A Chapter 11 bankruptcy case is a court-supervised process that encourages you and your creditors to work toward an agreement called a “plan of reorganization” that will help make your debt payments more affordable. Although businesses usually file for Chapter 11 bankruptcy, individuals with too much income to qualify for Chapter 7 bankruptcy or too much debt to qualify for Chapter 13 bankruptcy can file a Chapter 11 case, instead. As with any other chapter, filing will delay collection actions, giving you time to negotiate agreements to make more manageable payments over time.
Why Should I File for Chapter 11 Bankruptcy Instead of Chapter 7 or 13 Bankruptcy?
It’s unlikely that you’ll choose to file for Chapter 11 bankruptcy. Most people do so only after failing to qualify for another chapter. Not only is it a more complicated chapter to negotiate, but it requires more attorney time to prepare so it costs more. For instance, in addition to attorneys’ fees, you can expect to pay the following:
- $1,717 filing fee (as of September 2016)
- $250 or more each quarter for U.S. Trustee fees, and
- the cost to prepare and mail your plan of reorganization, disclosure statement, and creditor voting ballots.
Even so, Chapter 11 bankruptcy might be the right choice if your disposable income is too high to qualify for Chapter 7 bankruptcy, and your debts exceed the Chapter 13 bankruptcy limits. Other property benefits potentially exist under Chapter 11 bankruptcy—such as reducing the amount owed on a car purchased less than 910 days before filing bankruptcy to its actual value—but it’s likely that the savings won’t outweigh the cost.
Here’s a brief description of the chapters you’ll want to rule out before filing your Chapter 11 case—although keep in mind that a local bankruptcy attorney will be in the best position to determine whether filing for Chapter 11 bankruptcy makes sense for you.
Chapter 7 bankruptcy. Sometimes called “straight liquidation,” Chapter 7 bankruptcy provides relief for people with the most serious financial hardships. To qualify for a Chapter 7 case, you must pass a “means test,” proving that your disposable income is too low to allow you to make meaningful payments to your creditors. A bankruptcy trustee will calculate your disposable income by comparing your actual income to the median income in your state, then subtracting your reasonable expenses. If you qualify, the trustee will sell most of your non-essential assets (called “nonexempt” assets) to pay creditors, and you will receive a discharge of your qualifying debts.

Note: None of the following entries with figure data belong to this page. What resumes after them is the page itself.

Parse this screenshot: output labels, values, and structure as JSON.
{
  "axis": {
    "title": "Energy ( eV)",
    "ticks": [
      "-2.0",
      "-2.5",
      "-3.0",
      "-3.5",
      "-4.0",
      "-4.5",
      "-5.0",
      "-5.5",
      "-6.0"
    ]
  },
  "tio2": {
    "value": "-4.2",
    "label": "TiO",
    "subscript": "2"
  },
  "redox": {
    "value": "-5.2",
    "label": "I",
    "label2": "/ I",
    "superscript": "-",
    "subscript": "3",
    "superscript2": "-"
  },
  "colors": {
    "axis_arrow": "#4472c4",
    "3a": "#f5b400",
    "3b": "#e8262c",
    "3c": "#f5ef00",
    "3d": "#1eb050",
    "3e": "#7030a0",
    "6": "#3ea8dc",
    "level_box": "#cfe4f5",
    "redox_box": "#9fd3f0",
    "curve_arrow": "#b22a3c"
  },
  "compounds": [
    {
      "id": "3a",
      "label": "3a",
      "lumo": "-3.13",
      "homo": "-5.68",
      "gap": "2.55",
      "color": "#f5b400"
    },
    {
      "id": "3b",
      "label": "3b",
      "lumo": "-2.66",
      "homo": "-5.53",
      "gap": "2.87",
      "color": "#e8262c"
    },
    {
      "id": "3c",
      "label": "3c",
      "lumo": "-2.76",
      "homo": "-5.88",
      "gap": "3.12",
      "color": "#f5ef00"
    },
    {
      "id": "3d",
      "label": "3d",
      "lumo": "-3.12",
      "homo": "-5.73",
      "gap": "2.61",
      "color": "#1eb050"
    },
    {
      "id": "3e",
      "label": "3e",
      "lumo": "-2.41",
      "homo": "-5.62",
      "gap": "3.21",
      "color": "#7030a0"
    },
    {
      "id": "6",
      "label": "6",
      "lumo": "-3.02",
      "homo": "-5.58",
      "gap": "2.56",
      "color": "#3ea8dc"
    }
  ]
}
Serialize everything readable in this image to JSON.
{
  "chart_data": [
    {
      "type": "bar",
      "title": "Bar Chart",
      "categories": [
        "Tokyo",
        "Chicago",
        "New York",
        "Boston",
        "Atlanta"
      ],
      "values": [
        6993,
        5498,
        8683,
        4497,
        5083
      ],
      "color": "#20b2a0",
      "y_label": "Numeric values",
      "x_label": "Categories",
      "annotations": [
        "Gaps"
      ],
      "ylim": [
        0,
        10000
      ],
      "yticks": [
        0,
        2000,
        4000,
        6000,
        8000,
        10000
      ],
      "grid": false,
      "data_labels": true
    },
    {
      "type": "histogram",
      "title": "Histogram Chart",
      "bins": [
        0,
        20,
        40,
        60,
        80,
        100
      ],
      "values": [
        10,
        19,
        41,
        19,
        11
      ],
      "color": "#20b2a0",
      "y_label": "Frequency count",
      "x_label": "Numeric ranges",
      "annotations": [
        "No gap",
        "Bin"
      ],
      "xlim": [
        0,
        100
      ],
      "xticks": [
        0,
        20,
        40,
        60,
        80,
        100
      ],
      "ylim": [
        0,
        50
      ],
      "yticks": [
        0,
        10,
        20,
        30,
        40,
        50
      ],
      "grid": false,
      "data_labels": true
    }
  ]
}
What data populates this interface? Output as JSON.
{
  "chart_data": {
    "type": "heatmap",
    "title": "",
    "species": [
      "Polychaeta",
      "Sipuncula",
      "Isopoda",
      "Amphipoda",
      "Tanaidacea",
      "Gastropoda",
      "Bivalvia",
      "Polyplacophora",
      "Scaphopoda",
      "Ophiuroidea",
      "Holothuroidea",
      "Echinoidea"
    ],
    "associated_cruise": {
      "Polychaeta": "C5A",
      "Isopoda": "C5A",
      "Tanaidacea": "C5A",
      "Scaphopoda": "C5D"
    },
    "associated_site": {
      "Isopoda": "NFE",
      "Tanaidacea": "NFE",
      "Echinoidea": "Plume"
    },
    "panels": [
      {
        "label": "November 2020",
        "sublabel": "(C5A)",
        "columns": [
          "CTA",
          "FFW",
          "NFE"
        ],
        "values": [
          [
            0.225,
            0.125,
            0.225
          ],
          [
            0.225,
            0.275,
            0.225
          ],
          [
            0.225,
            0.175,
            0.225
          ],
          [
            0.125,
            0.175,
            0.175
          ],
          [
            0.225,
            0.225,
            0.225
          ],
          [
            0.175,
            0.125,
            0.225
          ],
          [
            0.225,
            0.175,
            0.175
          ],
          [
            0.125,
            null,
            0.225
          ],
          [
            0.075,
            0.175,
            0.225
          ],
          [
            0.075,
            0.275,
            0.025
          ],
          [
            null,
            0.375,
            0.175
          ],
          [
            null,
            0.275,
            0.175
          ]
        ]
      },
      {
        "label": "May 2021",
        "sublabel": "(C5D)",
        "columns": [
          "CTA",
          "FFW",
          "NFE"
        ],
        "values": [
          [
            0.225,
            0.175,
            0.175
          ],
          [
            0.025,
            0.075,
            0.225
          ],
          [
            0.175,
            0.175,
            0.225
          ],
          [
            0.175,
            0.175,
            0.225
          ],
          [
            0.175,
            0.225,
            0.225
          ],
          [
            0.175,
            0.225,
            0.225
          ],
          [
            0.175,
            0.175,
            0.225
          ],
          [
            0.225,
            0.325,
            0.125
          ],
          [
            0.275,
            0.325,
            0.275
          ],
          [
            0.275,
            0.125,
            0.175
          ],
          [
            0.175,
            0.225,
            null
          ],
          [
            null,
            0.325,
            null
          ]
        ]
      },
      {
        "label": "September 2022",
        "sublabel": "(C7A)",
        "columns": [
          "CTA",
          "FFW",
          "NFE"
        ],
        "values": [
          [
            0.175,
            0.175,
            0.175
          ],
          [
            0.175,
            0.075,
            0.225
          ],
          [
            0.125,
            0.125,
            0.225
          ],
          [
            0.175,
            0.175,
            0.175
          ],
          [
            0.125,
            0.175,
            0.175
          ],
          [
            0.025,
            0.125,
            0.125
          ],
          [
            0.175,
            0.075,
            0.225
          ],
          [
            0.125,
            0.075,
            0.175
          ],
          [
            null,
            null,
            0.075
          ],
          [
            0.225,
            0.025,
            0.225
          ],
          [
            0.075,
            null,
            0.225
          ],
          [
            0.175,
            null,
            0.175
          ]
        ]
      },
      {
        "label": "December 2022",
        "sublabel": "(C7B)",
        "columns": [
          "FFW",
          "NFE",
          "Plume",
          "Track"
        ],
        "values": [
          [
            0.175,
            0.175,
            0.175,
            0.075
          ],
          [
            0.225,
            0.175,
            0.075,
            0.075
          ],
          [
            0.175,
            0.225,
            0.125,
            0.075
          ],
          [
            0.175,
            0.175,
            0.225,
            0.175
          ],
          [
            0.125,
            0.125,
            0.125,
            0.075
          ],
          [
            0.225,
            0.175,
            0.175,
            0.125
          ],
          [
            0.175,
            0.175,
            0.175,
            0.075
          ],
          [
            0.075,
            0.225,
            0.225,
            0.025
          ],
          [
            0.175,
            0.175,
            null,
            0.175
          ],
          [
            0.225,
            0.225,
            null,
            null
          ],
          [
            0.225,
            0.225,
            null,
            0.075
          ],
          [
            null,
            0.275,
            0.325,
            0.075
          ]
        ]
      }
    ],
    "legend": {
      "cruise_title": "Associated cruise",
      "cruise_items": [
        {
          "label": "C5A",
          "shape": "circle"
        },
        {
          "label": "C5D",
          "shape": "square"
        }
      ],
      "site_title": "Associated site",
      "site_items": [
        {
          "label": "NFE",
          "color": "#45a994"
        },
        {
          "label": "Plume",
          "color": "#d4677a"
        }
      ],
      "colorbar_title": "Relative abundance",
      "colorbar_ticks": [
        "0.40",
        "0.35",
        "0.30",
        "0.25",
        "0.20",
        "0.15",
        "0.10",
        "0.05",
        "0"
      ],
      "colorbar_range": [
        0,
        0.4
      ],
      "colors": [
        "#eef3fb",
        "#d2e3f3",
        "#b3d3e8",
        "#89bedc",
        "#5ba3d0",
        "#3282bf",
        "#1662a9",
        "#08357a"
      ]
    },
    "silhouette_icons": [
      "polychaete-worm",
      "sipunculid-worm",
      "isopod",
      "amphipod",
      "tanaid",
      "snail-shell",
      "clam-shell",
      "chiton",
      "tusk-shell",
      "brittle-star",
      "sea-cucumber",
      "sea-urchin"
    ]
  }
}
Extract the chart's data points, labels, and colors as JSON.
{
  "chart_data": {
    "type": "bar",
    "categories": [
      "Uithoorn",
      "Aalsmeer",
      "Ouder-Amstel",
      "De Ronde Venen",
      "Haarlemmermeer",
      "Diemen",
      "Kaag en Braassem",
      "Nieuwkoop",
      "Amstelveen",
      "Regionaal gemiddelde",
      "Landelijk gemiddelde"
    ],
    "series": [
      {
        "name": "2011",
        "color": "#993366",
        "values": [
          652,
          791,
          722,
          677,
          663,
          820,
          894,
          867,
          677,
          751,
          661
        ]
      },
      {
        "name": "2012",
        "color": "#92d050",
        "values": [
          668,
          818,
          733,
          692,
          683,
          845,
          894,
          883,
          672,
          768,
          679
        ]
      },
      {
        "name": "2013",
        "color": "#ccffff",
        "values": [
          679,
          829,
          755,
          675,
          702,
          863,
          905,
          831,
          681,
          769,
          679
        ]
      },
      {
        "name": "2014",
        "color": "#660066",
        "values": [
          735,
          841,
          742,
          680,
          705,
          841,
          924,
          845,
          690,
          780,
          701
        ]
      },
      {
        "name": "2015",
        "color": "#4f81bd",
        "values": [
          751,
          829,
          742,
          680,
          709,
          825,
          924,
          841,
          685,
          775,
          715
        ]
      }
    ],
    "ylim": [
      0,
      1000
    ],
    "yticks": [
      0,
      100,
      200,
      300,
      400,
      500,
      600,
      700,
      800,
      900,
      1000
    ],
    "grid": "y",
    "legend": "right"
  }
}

Chapter 13 bankruptcy. If you do not qualify for Chapter 7 bankruptcy, you might be able to file a Chapter 13 case. You’ll file a simplified plan of reorganization that uses your available income to pay as much as you can to creditors over three to five years, after which you’ll receive a discharge of qualifying debts (the remaining balance gets wiped out). To qualify for Chapter 13 bankruptcy your debts cannot exceed certain limits, which are $1,184,200 in secured debts (such as a mortgage or car payment) and $394,725 in unsecured debts (debts that aren’t backed up by any property, such as most credit card debt).
How Does Chapter 11 Bankruptcy Work?
Once you file for Chapter 11 bankruptcy, you will immediately get the benefit of the “automatic stay” (an order that prohibits your creditors from taking any actions to collect from you). Any lawsuits or other debt collection efforts will come to a halt, giving you a “breathing spell” to negotiate with your creditors on a repayment plan. The automatic stay remains in effect until the court approves your plan of reorganization.
Negotiating With Creditors
After you file your Chapter 11 case, you’ll disclose your income, assets, and debts on official bankruptcy forms, and begin negotiating your reorganization plan with your creditors. If you’re wondering why your creditors would be willing to negotiate with you, it’s because they know that if they’re too aggressive, they might force you into Chapter 7 liquidation and receive little or nothing at the end of the day.
Preparing Your Plan of Reorganization
Unlike a standardized Chapter 13 plan that requires you to pay a particular amount to certain types of creditors, a Chapter 11 reorganization plan is a customized document designed to solve your unique financial problems. Your job as a Chapter 11 filer is to propose a plan that preserves your most important assets while allowing you to pay your debts over time using your available income.
(To learn more about plan requirements, read What Goes Into an Individual Chapter 11 Plan and Disclosure Statement?)
Voting and Confirmation of Your Plan
Once you have negotiated the best plan you think you can manage, you will file it with the court and your creditors will vote on whether to accept or reject the plan.
Not all creditors will negotiate easily. In some cases, a reluctant creditor won’t agree to a reasonable restructure of its claim and will vote “no” on the plan. In such cases, you might be able to “cram down” a plan over the creditor’s objections, if you can prove to the judge that your proposed treatment of that creditor’s claim is fair and reasonable.
To be confirmed (approved by the court), a Chapter 11 plan must be accepted by at least one-half of the number of creditors in each class of claims, and two-thirds of the dollar amount of claims in each class. Once accomplished, you’ll receive a court order confirming your plan of reorganization.
Discharge of Your Debt
Once you’ve completed your payment obligations under the plan you’ll receive a discharge of all remaining debts. However, if you fail to complete the plan as agreed, you’ll remain responsible for the balances on any outstanding obligations.
Questions for Your Attorney
- Do I need to file for Chapter 11 bankruptcy?
- Will this court allow me to keep my property if I don’t pay my debt in full under my plan?
- What can I do if one of my major creditors refuses to negotiate and rejects my plan?